If I start with $n$ different points $P_1,\ldots,P_n \in \mathbb{R}^2$ and want to select a set $X$ of cardinality $m \leqslant n$ from them subject to the condition that the value
$$d_\text{min}(X) = \min_{P, Q \in X, P \neq Q} d_\text{eucl}(P,Q)$$
is maximized by my choice of $X$, then I understand, that this an instance of the MaxMin-Diversity-Problem. ($d_\text{eucl}$ is of course the euclidean distance in $\mathbb{R}^2$).
There seem to be algorithms for this:
MaxMinDiversity discussion on CS StackExcange
We implemented a version of the algorithm from Porumbel et.al mentioned in the discussion above and it works quite well for $n \leqslant 500$.

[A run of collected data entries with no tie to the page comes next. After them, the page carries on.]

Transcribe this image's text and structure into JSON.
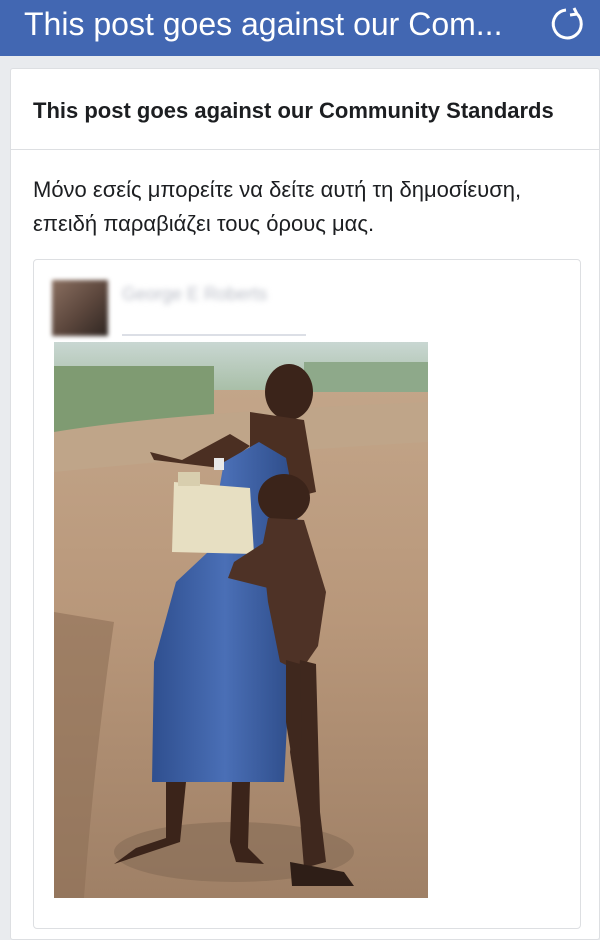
{
  "topbar": {
    "title": "This post goes against our Com...",
    "refresh_icon": "refresh-icon",
    "color": "#4267b2"
  },
  "card": {
    "header_title": "This post goes against our Community Standards",
    "body_text": "Μόνο εσείς μπορείτε να δείτε αυτή τη δημοσίευση, επειδή παραβιάζει τους όρους μας."
  },
  "post": {
    "author_name": "George E Roberts",
    "photo_icon": "post-photo"
  }
}
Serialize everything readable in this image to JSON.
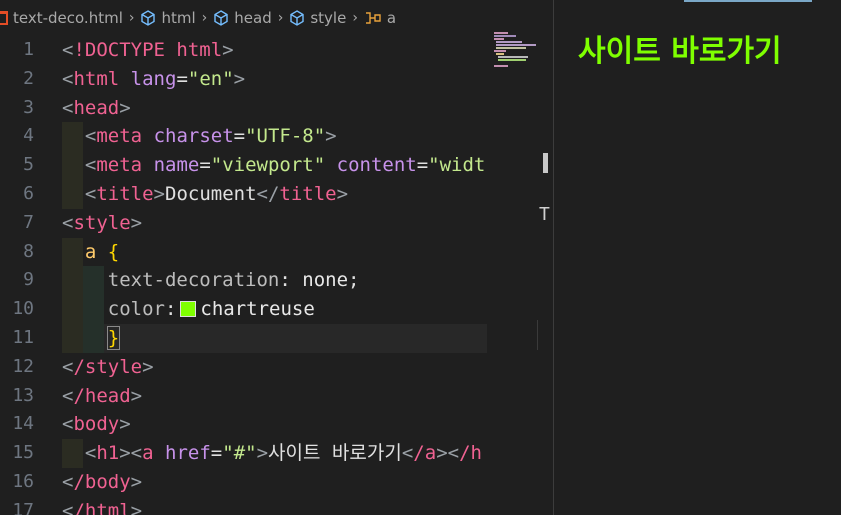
{
  "breadcrumb": {
    "file": "text-deco.html",
    "items": [
      "html",
      "head",
      "style",
      "a"
    ]
  },
  "line_numbers": [
    "1",
    "2",
    "3",
    "4",
    "5",
    "6",
    "7",
    "8",
    "9",
    "10",
    "11",
    "12",
    "13",
    "14",
    "15",
    "16",
    "17"
  ],
  "code": {
    "l1": {
      "open": "<",
      "tag": "!DOCTYPE html",
      "close": ">"
    },
    "l2": {
      "tag": "html",
      "attr": "lang",
      "val": "\"en\""
    },
    "l3": {
      "tag": "head"
    },
    "l4": {
      "tag": "meta",
      "attr": "charset",
      "val": "\"UTF-8\""
    },
    "l5": {
      "tag": "meta",
      "attr1": "name",
      "val1": "\"viewport\"",
      "attr2": "content",
      "val2": "\"width=d"
    },
    "l6": {
      "tag": "title",
      "text": "Document",
      "end": "title"
    },
    "l7": {
      "tag": "style"
    },
    "l8": {
      "sel": "a",
      "brace": "{"
    },
    "l9": {
      "prop": "text-decoration",
      "val": "none"
    },
    "l10": {
      "prop": "color",
      "val": "chartreuse"
    },
    "l11": {
      "brace": "}"
    },
    "l12": {
      "tag": "/style"
    },
    "l13": {
      "tag": "/head"
    },
    "l14": {
      "tag": "body"
    },
    "l15": {
      "tag": "h1",
      "tag2": "a",
      "attr": "href",
      "val": "\"#\"",
      "text": "사이트 바로가기",
      "end": "/a",
      "end2": "/h"
    },
    "l16": {
      "tag": "/body"
    },
    "l17": {
      "tag": "/html"
    }
  },
  "colors": {
    "swatch": "#7fff00",
    "link": "#7fff00"
  },
  "preview": {
    "link_text": "사이트 바로가기"
  }
}
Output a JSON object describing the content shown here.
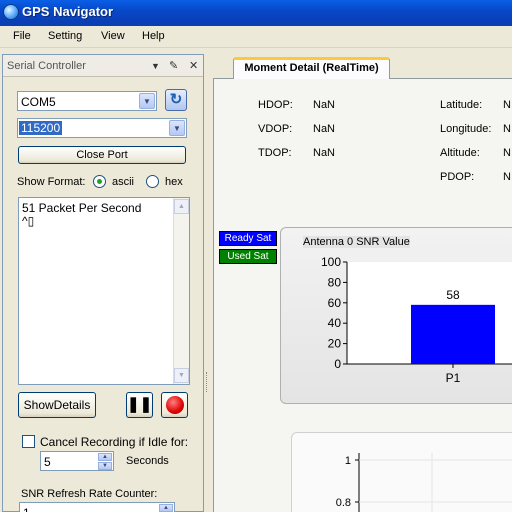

Unfortunately we have typical problems involving $n = 30000$ up to $n=100000$ points, for which this algorithm is too slow for us to use.
On the other hand, in the special case of our problems, we have a lot of structure in our starting points $P_i$ and in the sought after solution:
What we have is a list of line segments in the plane $l_1,\ldots,l_n$ with each line segment contributing three points to the points $P_i$, namely its endpoints and the midpoint. The line segments do not intersect (and in fact are mostly axis parallel either horizontally or vertically, but there is probably no use of this property). We want to choose now a subset $X$ of cardinality $n$, in the parlance above, from $P_1,\ldots,P_{3 n}$ by choosing a single point from each $l_i$. This set shall fulfill the $\max_X d_\text{min}(X)$ criterion from the beginning.
Is anything known how one could make use of the special situation in which our problem is posed to get a more efficient algorithm? Could it be that the specialized problem is even in a better complexity class?